Not even once per month. I get one now and then with some rainfalls, I suspect somewhere in the laundry room (a hut in the patio) there is some fault or faulty equipment.

Reply to
Carlos E.R.
[snip]

Not so easy if you have a whole house protector. You have to find the device that caused the trip. Maybe find a flashlight first.

Reply to
Mark Lloyd

That's one advantage to a local GFI outlet. You're right there.

Reply to
John Larkin

None of those do, essentially because the insulators have an inverted section at the bottom of each bulge which never gets wet in that situation.

And you never get line dropouts in that situation.

Reply to
Rod Speed

I have fuses, I was speaking for the sissy majority.

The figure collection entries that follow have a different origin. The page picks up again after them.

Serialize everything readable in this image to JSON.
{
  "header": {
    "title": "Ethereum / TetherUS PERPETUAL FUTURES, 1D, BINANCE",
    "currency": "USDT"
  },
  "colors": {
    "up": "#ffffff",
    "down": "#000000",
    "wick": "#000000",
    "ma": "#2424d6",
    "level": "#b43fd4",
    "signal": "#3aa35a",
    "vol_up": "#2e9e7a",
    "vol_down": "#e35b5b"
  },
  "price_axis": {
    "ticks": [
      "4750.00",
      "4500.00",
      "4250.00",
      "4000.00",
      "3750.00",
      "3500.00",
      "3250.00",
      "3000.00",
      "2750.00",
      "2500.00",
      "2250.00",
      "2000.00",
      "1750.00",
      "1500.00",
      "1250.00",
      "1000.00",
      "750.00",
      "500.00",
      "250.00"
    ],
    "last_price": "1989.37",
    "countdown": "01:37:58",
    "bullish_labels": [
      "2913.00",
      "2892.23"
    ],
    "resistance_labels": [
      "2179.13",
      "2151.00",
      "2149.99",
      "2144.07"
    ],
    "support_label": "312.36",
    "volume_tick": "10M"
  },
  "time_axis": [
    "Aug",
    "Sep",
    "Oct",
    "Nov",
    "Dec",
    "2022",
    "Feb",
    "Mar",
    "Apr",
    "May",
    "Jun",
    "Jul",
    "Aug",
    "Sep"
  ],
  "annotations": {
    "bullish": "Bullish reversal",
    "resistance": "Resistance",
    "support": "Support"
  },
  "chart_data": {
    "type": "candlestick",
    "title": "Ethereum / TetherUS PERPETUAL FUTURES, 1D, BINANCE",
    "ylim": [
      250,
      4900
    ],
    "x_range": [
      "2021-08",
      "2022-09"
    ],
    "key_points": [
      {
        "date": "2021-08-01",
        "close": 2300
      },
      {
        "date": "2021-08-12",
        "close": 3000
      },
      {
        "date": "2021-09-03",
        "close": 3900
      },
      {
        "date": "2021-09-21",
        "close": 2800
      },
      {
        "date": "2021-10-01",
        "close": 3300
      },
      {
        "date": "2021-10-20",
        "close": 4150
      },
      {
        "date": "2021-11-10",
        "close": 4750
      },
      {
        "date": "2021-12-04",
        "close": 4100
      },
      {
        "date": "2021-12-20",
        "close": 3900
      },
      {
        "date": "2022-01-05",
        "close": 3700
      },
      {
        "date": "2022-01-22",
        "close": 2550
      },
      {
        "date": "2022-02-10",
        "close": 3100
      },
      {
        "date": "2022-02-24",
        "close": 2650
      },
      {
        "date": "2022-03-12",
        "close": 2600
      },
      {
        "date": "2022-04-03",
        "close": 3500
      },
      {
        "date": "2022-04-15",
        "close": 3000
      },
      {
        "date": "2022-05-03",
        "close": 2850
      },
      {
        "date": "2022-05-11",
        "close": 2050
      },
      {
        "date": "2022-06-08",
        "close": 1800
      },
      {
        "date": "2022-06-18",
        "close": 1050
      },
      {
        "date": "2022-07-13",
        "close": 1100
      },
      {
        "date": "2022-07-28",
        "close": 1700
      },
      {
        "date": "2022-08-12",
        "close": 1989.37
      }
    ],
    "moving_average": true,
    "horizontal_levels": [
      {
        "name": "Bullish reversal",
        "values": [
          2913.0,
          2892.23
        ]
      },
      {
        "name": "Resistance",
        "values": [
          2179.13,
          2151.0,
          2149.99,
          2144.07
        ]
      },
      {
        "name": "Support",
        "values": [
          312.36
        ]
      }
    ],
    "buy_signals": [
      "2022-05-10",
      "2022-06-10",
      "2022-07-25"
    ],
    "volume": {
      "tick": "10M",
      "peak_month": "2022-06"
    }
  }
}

My parents have one, it's not tripped since they moved there in 2005, even when my dad touched live plug prongs (because they can't detect live to neutral shocks).

Why would it trip for that?

Reply to
Commander Kinsey

Just replace it with a fuse.

Reply to
Commander Kinsey

I don't understand, surely there's continuous water from the live to the ground? It's lying in wet grass!

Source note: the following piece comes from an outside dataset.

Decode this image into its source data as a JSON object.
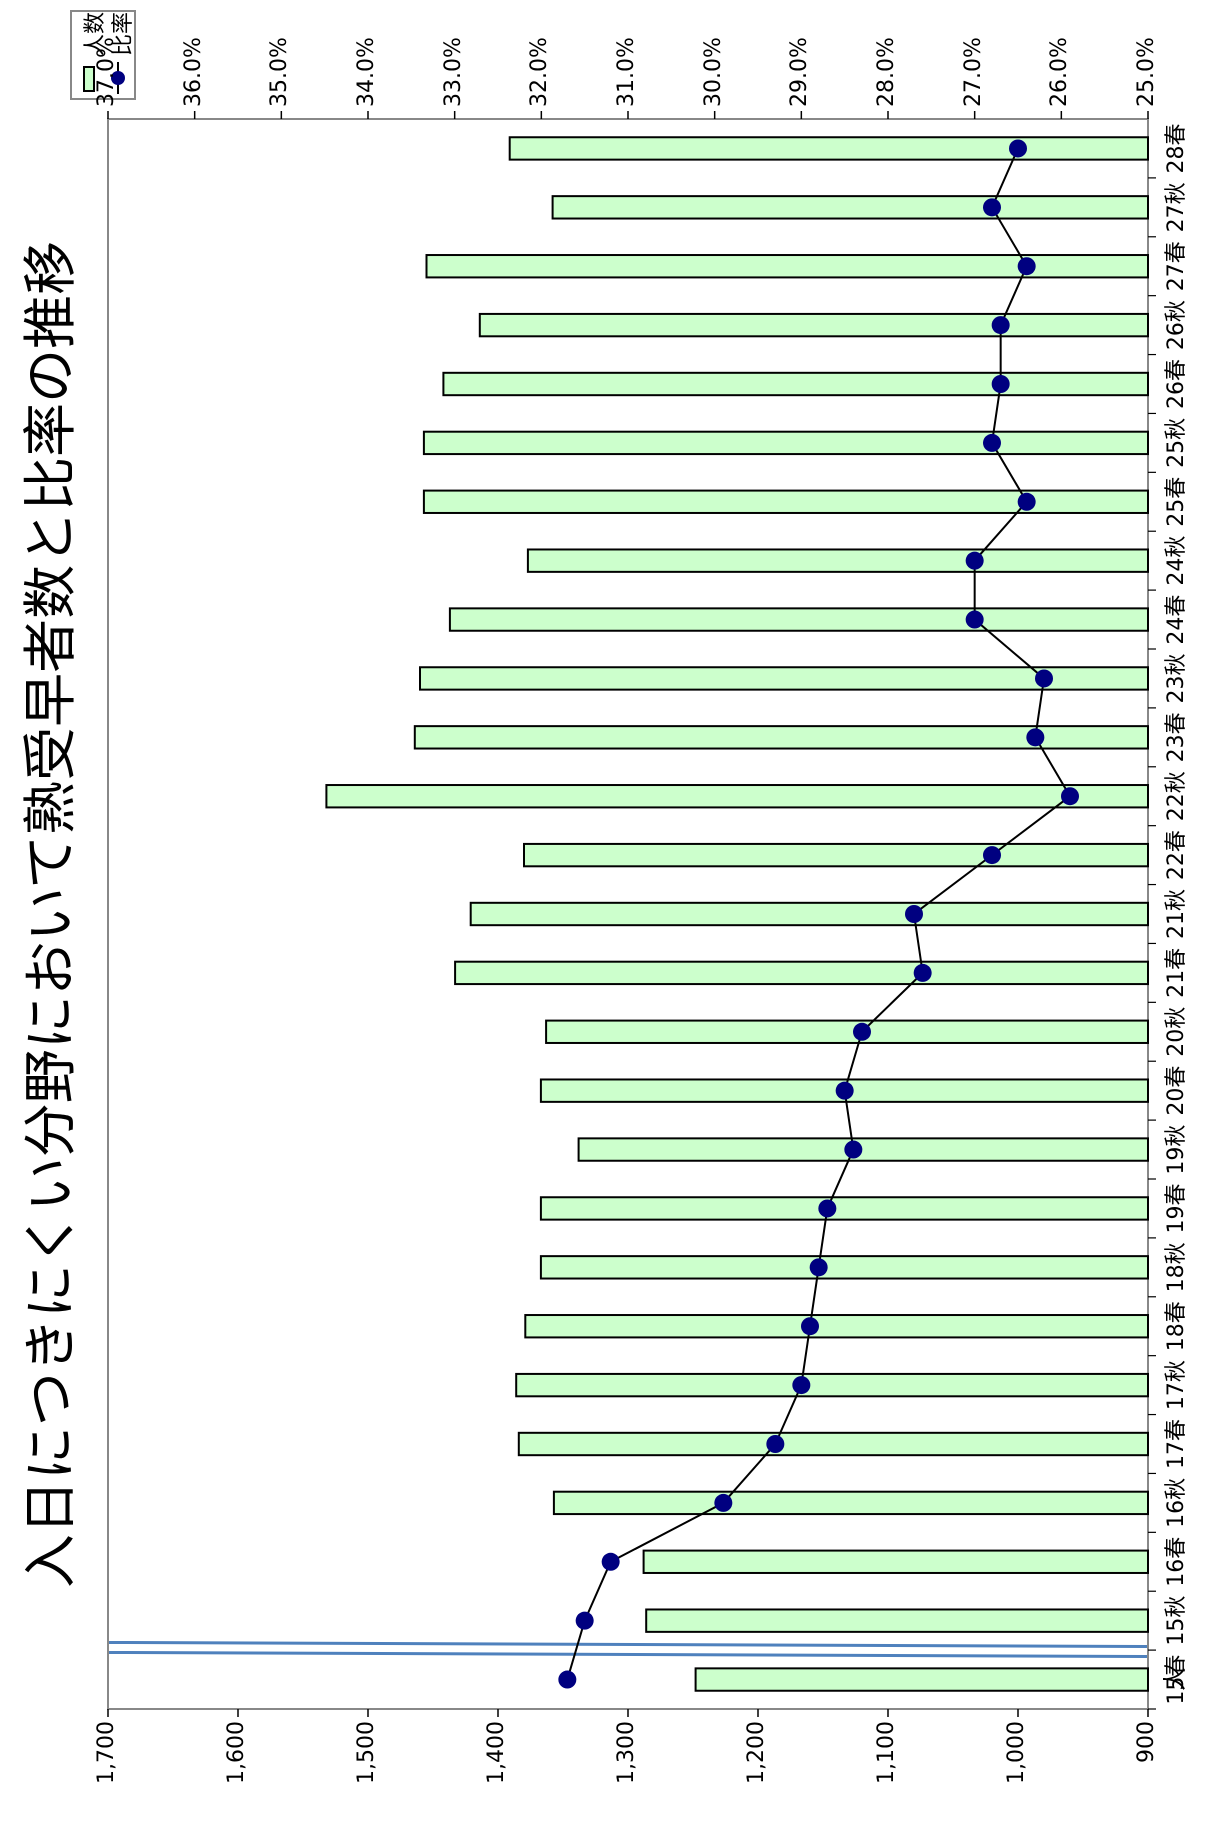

Why be cautious if there's a breaker?

Reply to
Commander Kinsey

Not sure what's wrong with your penis, but I produce a continuous stream.

And of course it couldn't kill you, your legs are not a vital organ.

Reply to
Commander Kinsey

What can I tell you? I've been doing this for 20 years, all winter, all summer, rain, snow. I only pick it up to use the lawnmower or weedwacker and then I drop it wherever I am when I diconnect it. After a few days the grass grows and you can't see it.

The breaker might break. That is, not work.

Reply to
micky

I'm guessing the connector's connections are quite a bit inset and the water doesn't flow into them.

Never known of that happening, despite the bullshit on them about test weekly. Seriously? Turn all the power off in your house every week? I'm guessing only OCD folk actually do it.